Edmund plans to change the popular romantic comedy, which alienates several people associated with the production. And the list of people he upsets only grows: the laid off former director, the hotel owner's secretary, and even Audrey herself. Just as Edmund's plans are about to come to fruition, his body is discovered on his sofa, holding a gun in his hand. His death is quickly ruled a suicide but Charlotte thinks otherwise. Why would Edmund, on the brink of greatness, kill himself? And in such an American way?
With a whole cast of characters to investigate, Charlotte is determined to unmask each one before it's final curtain call on the whole production in award-winning author Elizabeth J. Duncan's third Shakespeare in the Catskills mystery, Much Ado About Murder.
I finished Much Ado About Murder a few days ago, but then I couldn’t remember if I finished it or not. I had started another book on my Kindle, which meant I must have finished it, but then I had to look back and see who the killer was. The book obviously didn’t leave much of a lingering impression, or at least the reveal didn’t.
I like the setting, a hotel/theater in the Catskills. I also like Charlotte. She’s from England and is a very talented costume designer. Due to the turnover of directors and her friendship with the Director of the Board, she is to some extent in charge of the theater. Between the actors, director and costume staff, we’ve got a lot of characters, several of whom had motive for killing Edmund, because of course Charlotte’s right—it was murder.

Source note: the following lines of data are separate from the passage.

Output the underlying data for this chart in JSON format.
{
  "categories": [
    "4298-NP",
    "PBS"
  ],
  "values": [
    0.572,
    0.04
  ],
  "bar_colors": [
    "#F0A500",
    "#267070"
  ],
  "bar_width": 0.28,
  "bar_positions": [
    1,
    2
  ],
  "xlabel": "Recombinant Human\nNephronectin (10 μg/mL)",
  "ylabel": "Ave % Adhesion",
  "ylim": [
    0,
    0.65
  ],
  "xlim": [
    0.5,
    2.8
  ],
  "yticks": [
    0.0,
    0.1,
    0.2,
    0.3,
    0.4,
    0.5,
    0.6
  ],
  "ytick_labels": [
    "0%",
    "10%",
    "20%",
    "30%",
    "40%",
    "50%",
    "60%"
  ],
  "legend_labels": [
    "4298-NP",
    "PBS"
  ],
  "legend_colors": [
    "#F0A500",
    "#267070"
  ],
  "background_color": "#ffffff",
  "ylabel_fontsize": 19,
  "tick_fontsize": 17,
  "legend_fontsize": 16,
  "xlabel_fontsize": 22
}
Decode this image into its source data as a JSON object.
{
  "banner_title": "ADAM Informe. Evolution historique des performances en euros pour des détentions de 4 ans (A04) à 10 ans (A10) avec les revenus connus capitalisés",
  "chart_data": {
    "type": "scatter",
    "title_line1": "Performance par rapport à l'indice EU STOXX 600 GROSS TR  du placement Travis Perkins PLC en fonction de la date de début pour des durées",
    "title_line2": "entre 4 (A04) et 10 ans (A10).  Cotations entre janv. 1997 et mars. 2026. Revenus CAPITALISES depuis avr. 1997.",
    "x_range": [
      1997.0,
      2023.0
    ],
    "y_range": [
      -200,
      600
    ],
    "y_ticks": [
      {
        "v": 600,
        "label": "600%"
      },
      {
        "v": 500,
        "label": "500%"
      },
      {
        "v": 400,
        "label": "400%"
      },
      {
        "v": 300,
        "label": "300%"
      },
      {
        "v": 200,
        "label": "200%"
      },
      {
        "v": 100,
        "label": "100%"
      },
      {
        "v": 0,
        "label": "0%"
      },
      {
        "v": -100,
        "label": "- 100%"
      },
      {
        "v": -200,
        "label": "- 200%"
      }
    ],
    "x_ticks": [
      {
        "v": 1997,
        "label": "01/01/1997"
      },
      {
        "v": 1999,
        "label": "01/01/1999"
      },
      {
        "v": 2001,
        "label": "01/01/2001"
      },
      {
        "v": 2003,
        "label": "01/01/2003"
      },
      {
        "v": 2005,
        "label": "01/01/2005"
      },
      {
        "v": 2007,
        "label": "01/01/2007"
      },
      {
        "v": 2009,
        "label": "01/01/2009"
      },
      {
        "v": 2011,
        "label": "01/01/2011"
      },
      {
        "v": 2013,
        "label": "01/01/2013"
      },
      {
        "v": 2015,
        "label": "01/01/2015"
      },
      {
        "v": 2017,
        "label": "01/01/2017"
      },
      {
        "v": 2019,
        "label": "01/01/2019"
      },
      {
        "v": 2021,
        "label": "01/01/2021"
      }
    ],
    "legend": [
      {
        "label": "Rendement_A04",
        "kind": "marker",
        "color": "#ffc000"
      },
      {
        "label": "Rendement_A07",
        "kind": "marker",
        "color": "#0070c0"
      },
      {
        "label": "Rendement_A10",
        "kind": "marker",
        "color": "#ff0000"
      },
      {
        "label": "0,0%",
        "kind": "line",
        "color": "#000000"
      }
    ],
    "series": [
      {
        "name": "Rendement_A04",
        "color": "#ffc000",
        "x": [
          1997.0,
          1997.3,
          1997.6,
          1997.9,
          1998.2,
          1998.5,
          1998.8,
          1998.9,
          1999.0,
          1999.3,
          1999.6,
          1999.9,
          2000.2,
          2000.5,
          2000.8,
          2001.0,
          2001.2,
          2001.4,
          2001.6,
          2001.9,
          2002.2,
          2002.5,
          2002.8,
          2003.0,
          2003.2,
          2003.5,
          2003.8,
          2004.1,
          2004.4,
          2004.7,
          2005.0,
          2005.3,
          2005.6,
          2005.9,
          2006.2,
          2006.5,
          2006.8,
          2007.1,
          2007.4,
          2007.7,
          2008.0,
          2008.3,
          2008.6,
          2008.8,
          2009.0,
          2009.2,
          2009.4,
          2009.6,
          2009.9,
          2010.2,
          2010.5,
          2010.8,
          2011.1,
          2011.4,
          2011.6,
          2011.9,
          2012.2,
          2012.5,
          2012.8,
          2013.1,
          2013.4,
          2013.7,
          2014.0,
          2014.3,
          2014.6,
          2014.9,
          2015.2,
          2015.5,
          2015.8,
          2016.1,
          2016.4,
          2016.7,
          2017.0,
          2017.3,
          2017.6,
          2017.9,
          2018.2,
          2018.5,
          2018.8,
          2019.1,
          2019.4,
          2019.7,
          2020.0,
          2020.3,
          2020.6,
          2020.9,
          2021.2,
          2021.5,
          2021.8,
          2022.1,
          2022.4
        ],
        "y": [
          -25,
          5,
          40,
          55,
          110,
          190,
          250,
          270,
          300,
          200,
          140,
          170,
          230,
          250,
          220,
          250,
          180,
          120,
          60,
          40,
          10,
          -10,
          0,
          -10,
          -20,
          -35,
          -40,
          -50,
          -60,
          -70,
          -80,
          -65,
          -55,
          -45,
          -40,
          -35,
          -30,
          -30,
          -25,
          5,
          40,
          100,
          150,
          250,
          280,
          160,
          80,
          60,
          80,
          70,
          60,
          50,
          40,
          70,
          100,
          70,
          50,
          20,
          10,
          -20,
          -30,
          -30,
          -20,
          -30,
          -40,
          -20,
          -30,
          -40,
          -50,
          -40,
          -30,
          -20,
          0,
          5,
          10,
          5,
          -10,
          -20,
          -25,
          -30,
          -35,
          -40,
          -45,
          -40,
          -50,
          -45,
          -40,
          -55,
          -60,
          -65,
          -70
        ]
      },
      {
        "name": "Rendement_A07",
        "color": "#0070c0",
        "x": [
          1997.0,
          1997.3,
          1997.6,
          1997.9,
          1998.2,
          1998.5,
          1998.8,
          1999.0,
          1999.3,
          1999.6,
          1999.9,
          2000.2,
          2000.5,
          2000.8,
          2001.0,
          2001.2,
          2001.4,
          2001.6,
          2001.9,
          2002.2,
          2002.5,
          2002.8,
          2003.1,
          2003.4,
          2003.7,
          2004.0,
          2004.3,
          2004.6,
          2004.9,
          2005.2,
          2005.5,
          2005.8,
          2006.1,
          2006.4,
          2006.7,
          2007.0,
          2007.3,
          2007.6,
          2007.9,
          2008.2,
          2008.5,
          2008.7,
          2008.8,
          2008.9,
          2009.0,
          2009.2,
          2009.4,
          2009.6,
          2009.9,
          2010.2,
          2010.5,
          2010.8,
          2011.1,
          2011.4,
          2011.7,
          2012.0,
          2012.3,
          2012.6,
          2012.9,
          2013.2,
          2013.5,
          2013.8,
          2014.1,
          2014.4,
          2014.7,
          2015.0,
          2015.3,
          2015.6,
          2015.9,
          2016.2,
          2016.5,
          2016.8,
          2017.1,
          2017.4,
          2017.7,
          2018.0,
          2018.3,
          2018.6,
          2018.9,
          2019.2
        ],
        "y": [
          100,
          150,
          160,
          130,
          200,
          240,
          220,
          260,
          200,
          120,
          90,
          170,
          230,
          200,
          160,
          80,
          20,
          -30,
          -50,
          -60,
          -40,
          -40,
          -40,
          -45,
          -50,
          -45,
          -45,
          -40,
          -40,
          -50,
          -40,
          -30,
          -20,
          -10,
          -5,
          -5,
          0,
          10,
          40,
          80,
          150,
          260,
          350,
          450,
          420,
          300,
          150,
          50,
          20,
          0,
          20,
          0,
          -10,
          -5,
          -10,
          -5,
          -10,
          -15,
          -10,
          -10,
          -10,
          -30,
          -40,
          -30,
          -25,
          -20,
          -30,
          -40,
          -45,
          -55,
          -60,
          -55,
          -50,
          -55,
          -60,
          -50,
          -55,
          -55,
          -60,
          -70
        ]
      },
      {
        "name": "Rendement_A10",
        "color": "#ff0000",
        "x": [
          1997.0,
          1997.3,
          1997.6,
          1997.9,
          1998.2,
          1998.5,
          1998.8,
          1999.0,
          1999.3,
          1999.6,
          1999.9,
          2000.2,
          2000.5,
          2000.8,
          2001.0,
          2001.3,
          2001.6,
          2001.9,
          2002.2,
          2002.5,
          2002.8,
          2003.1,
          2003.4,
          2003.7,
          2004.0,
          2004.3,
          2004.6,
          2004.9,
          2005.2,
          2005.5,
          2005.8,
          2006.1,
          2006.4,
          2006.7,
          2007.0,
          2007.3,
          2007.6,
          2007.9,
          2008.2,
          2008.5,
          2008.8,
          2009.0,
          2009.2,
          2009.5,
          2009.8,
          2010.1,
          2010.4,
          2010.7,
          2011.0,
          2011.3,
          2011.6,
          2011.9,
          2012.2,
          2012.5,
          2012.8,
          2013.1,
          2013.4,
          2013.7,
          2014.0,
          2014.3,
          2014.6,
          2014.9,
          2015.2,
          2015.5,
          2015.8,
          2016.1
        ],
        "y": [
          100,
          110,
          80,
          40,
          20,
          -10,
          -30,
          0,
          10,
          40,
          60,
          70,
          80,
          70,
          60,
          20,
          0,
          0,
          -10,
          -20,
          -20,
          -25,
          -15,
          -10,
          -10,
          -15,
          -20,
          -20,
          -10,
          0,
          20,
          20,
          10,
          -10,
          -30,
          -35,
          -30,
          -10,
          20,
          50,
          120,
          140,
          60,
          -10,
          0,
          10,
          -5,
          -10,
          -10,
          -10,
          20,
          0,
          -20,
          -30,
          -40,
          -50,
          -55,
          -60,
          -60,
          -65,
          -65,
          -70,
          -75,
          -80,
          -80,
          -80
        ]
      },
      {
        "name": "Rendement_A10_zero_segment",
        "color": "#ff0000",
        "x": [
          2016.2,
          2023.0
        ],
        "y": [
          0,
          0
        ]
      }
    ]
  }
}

I guess overall it was just fine. The characters were fine, each had their bit of backstory that made them possible suspects. The clues were there, not too obvious, but it made sense (once I remembered how it ended). Charlotte and her cop boyfriend have a fine relationship, they get along well but without any major ups or downs. In the end, the play does go on.
Fine is not bad though. It’s a quick, light read and sometimes that’s just what you’re looking for. The murder doesn’t happen until almost halfway through the book, so there’s plenty of time to get to know the people involved.